I’ll admit that a part of that certainly affected my emotional reaction to the closing 15 minutes of the film during which just about every emotion possible comes into play. It would be a beautiful ending even if Troisi were still alive, but knowing that he died days after playing a character who discovers the beauty of the world around him is both beautiful and tragic.

This is a special film. It’s entirely possible that the reality that surrounds it makes me like it more than it deserves, but I think it’s one I would have liked regardless. I just can’t understand why it wasn’t nominated for Best Foreign Language Feature, because it more than likely was.

Why to watch Il Postino: It’s got all the emotions in one package.
Why not to watch: Massimo Troisi’s fate.


  1. "This is especially true when she finds the lines stolen from Neruda that Mario has copied for Beatrice."

    "Nuda..." the priest intones gravely. Hilarious moment. And definitely a beautiful movie. It evokes all of my most pleasant memories of a Mediterranean Europe awash in glorious sunlight—Europe at its best, at least in terms of nature (both human and ambient) if not in terms of politics. This movie is the one I think of whenever I watch Eddie Izzard's "Dress to Kill" routine about happy-go-lucky Italians on scooters going, "Ciao!"

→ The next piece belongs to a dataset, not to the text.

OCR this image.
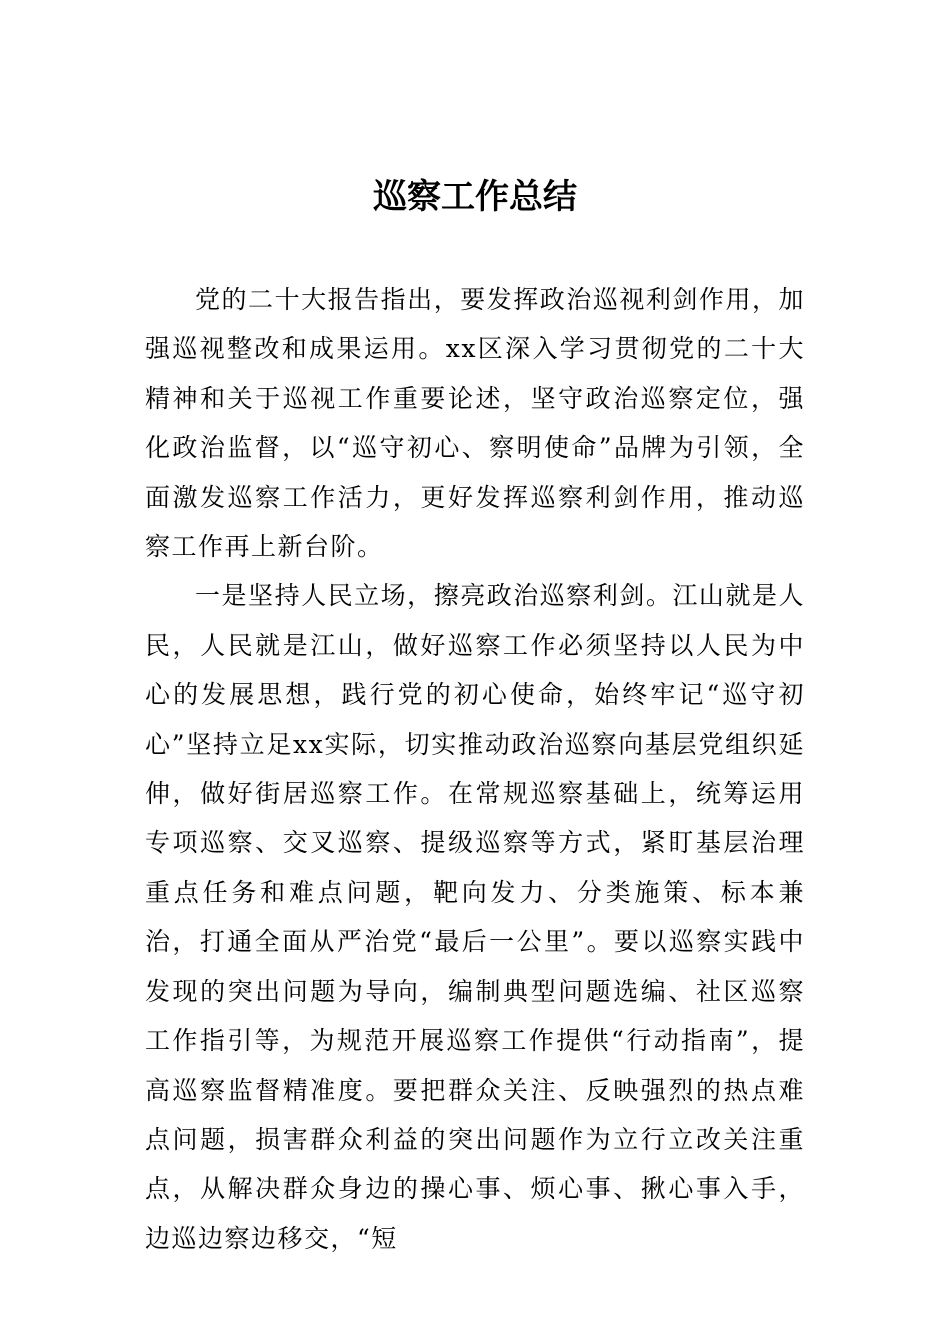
巡察工作总结

党的二十大报告指出，要发挥政治巡视利剑作用，加强巡视整改和成果运用。xx区深入学习贯彻党的二十大精神和关于巡视工作重要论述，坚守政治巡察定位，强化政治监督，以“巡守初心、察明使命”品牌为引领，全面激发巡察工作活力，更好发挥巡察利剑作用，推动巡察工作再上新台阶。

一是坚持人民立场，擦亮政治巡察利剑。江山就是人民，人民就是江山，做好巡察工作必须坚持以人民为中心的发展思想，践行党的初心使命，始终牢记“巡守初心”坚持立足xx实际，切实推动政治巡察向基层党组织延伸，做好街居巡察工作。在常规巡察基础上，统筹运用专项巡察、交叉巡察、提级巡察等方式，紧盯基层治理重点任务和难点问题，靶向发力、分类施策、标本兼治，打通全面从严治党“最后一公里”。要以巡察实践中发现的突出问题为导向，编制典型问题选编、社区巡察工作指引等，为规范开展巡察工作提供“行动指南”，提高巡察监督精准度。要把群众关注、反映强烈的热点难点问题，损害群众利益的突出问题作为立行立改关注重点，从解决群众身边的操心事、烦心事、揪心事入手，边巡边察边移交，“短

    1. There's a particular timelessness to the place depicted here. It would drive me crazy pretty quickly, but it's certainly beautiful.

      Politics do obviously come into play eventually here, but for a film with some political leanings in its main characters, the politics mainly stays in the background. I appreciated that quite a bit.

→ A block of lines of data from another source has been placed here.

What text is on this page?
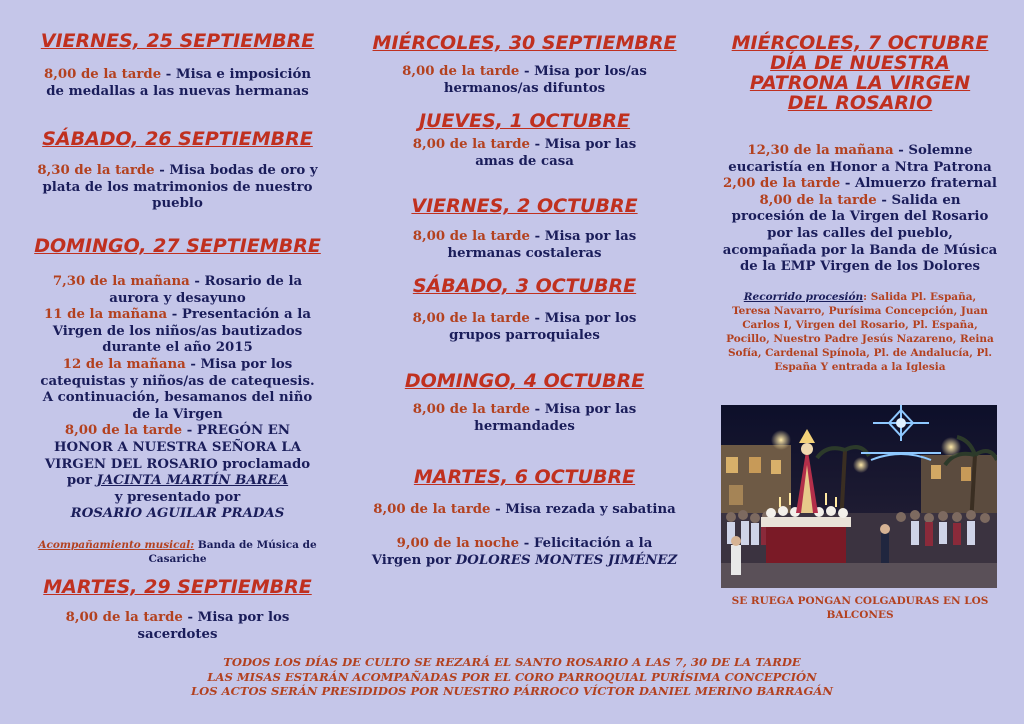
VIERNES, 25 SEPTIEMBRE
8,00 de la tarde - Misa e imposición
de medallas a las nuevas hermanas
SÁBADO, 26 SEPTIEMBRE
8,30 de la tarde - Misa bodas de oro y
plata de los matrimonios de nuestro
pueblo
DOMINGO, 27 SEPTIEMBRE
7,30 de la mañana - Rosario de la
aurora y desayuno
11 de la mañana - Presentación a la
Virgen de los niños/as bautizados
durante el año 2015
12 de la mañana - Misa por los
catequistas y niños/as de catequesis.
A continuación, besamanos del niño
de la Virgen
8,00 de la tarde - PREGÓN EN
HONOR A NUESTRA SEÑORA LA
VIRGEN DEL ROSARIO proclamado
por JACINTA MARTÍN BAREA
y presentado por
ROSARIO AGUILAR PRADAS
Acompañamiento musical: Banda de Música de
Casariche
MARTES, 29 SEPTIEMBRE
8,00 de la tarde - Misa por los
sacerdotes
MIÉRCOLES, 30 SEPTIEMBRE
8,00 de la tarde - Misa por los/as
hermanos/as difuntos
JUEVES, 1 OCTUBRE
8,00 de la tarde - Misa por las
amas de casa
VIERNES, 2 OCTUBRE
8,00 de la tarde - Misa por las
hermanas costaleras
SÁBADO, 3 OCTUBRE
8,00 de la tarde - Misa por los
grupos parroquiales
DOMINGO, 4 OCTUBRE
8,00 de la tarde - Misa por las
hermandades
MARTES, 6 OCTUBRE
8,00 de la tarde - Misa rezada y sabatina
9,00 de la noche - Felicitación a la
Virgen por DOLORES MONTES JIMÉNEZ
MIÉRCOLES, 7 OCTUBRE
DÍA DE NUESTRA
PATRONA LA VIRGEN
DEL ROSARIO
12,30 de la mañana - Solemne
eucaristía en Honor a Ntra Patrona
2,00 de la tarde - Almuerzo fraternal
8,00 de la tarde - Salida en
procesión de la Virgen del Rosario
por las calles del pueblo,
acompañada por la Banda de Música
de la EMP Virgen de los Dolores
Recorrido procesión: Salida Pl. España,
Teresa Navarro, Purísima Concepción, Juan
Carlos I, Virgen del Rosario, Pl. España,
Pocillo, Nuestro Padre Jesús Nazareno, Reina
Sofía, Cardenal Spínola, Pl. de Andalucía, Pl.
España Y entrada a la Iglesia
SE RUEGA PONGAN COLGADURAS EN LOS
BALCONES
TODOS LOS DÍAS DE CULTO SE REZARÁ EL SANTO ROSARIO A LAS 7, 30 DE LA TARDE
LAS MISAS ESTARÁN ACOMPAÑADAS POR EL CORO PARROQUIAL PURÍSIMA CONCEPCIÓN
LOS ACTOS SERÁN PRESIDIDOS POR NUESTRO PÁRROCO VÍCTOR DANIEL MERINO BARRAGÁN
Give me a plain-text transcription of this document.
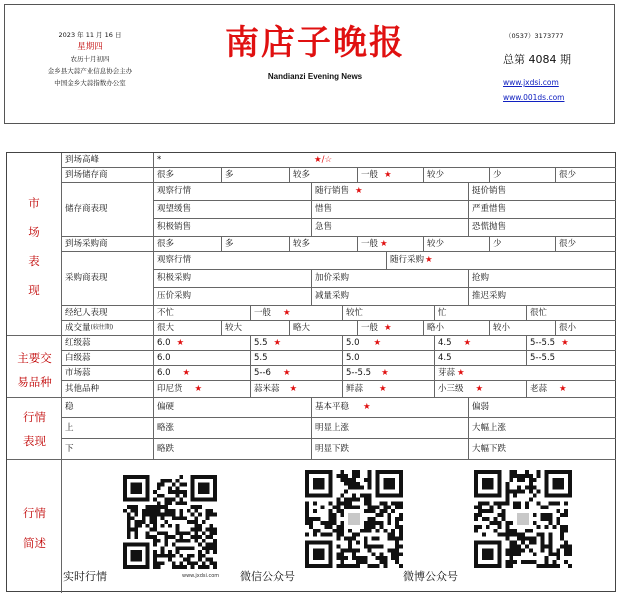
2023 年 11 月 16 日
星期四
农历十月初四
金乡县大蒜产业信息协会主办
中国金乡大蒜指数办公室
南店子晚报
Nandianzi Evening News
（0537）3173777
总第 4084 期
www.jxdsi.com
www.001ds.com
市
场
表
现
到场高峰	*	★/☆
到场储存商	很多	多	较多	一般 ★	较少	少	很少
储存商表现
观察行情	随行销售 ★	挺价销售
观望缓售	惜售	严重惜售
积极销售	急售	恐慌抛售
到场采购商	很多	多	较多	一般 ★	较少	少	很少
采购商表现
观察行情	随行采购 ★
积极采购	加价采购	抢购
压价采购	减量采购	推迟采购
经纪人表现	不忙	一般 ★	较忙	忙	很忙
成交量 (较往期)	很大	较大	略大	一般 ★	略小	较小	很小
主要交
易品种
红级蒜	6.0 ★	5.5 ★	5.0 ★	4.5 ★	5--5.5 ★
白级蒜	6.0	5.5	5.0	4.5	5--5.5
市场蒜	6.0 ★	5--6 ★	5--5.5 ★	芽蒜 ★
其他品种	印尼货 ★	蒜米蒜 ★	鲜蒜 ★	小三级 ★	老蒜 ★
行情
表现
稳	偏硬	基本平稳 ★	偏弱
上	略涨	明显上涨	大幅上涨
下	略跌	明显下跌	大幅下跌
行情
简述
www.jxdsi.com
实时行情	微信公众号	微博公众号
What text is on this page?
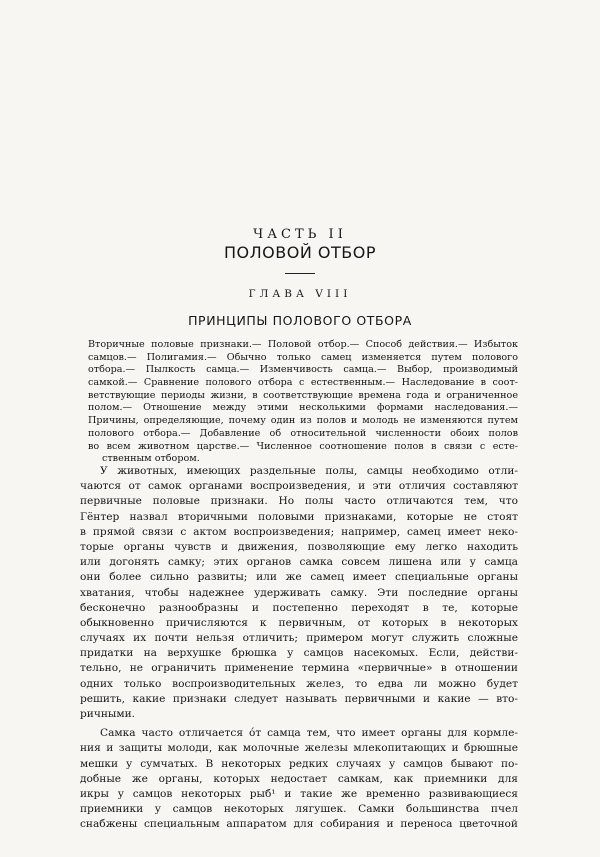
ЧАСТЬ II
ПОЛОВОЙ ОТБОР
ГЛАВА VIII
ПРИНЦИПЫ ПОЛОВОГО ОТБОРА
Вторичные половые признаки.— Половой отбор.— Способ действия.— Избыток
самцов.— Полигамия.— Обычно только самец изменяется путем полового
отбора.— Пылкость самца.— Изменчивость самца.— Выбор, производимый
самкой.— Сравнение полового отбора с естественным.— Наследование в соот-
ветствующие периоды жизни, в соответствующие времена года и ограниченное
полом.— Отношение между этими несколькими формами наследования.—
Причины, определяющие, почему один из полов и молодь не изменяются путем
полового отбора.— Добавление об относительной численности обоих полов
во всем животном царстве.— Численное соотношение полов в связи с есте-
ственным отбором.
У животных, имеющих раздельные полы, самцы необходимо отли-
чаются от самок органами воспроизведения, и эти отличия составляют
первичные половые признаки. Но полы часто отличаются тем, что
Гёнтер назвал вторичными половыми признаками, которые не стоят
в прямой связи с актом воспроизведения; например, самец имеет неко-
торые органы чувств и движения, позволяющие ему легко находить
или догонять самку; этих органов самка совсем лишена или у самца
они более сильно развиты; или же самец имеет специальные органы
хватания, чтобы надежнее удерживать самку. Эти последние органы
бесконечно разнообразны и постепенно переходят в те, которые
обыкновенно причисляются к первичным, от которых в некоторых
случаях их почти нельзя отличить; примером могут служить сложные
придатки на верхушке брюшка у самцов насекомых. Если, действи-
тельно, не ограничить применение термина «первичные» в отношении
одних только воспроизводительных желез, то едва ли можно будет
решить, какие признаки следует называть первичными и какие — вто-
ричными.
Самка часто отличается о́т самца тем, что имеет органы для кормле-
ния и защиты молоди, как молочные железы млекопитающих и брюшные
мешки у сумчатых. В некоторых редких случаях у самцов бывают по-
добные же органы, которых недостает самкам, как приемники для
икры у самцов некоторых рыб¹ и такие же временно развивающиеся
приемники у самцов некоторых лягушек. Самки большинства пчел
снабжены специальным аппаратом для собирания и переноса цветочной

  2. It's my understanding that Italy nominated a different film to punish to producers for using a British director. Politics plays an even bigger role in awards overseas than it does here at home, believe it or not. The French film A Very Long Engagement was similarly hurt by this. As I wrote in my review:

    "While Amelie received a Best Foreign Language Film Oscar nomination, A Very Long Engagement did not. The French government determined that even though it was written, directed, produced, and performed by French people, was set in France, was filmed in France, and was about France, that it was not French enough because Warner Brothers owned one of the production companies. Not so coincidentally I’m sure, this also meant that the government could withhold the funds that they give filmmakers to support the French film industry. This ruling meant that it also could not be France’s candidate for the Best Foreign Language Film Oscar.

    Just to add insult to injury, the Cannes Film Festival organizers refused to allow the film to be shown there since it was first shown outside its country of origin – France – even though the government had said it was not a French film. In both cases I think the film was penalized for showing how badly the French government treated its soldiers during World War I. The 1957 film Paths of Glory, which was far more damning on the same subject, was actually banned by the French government for many years."

    1. I was unaware of A Very Long Engagement's problems with the French government. Seems like politics ruins a lot of what it touches, doesn't it?

      You know or at least strongly suspect, as do I, that a lot of those problems would've been happily overlooked for a film that depicted France much more positively. It's another case of following the rules to the letter when it suits and ignoring such things when that suits better. Typical, really.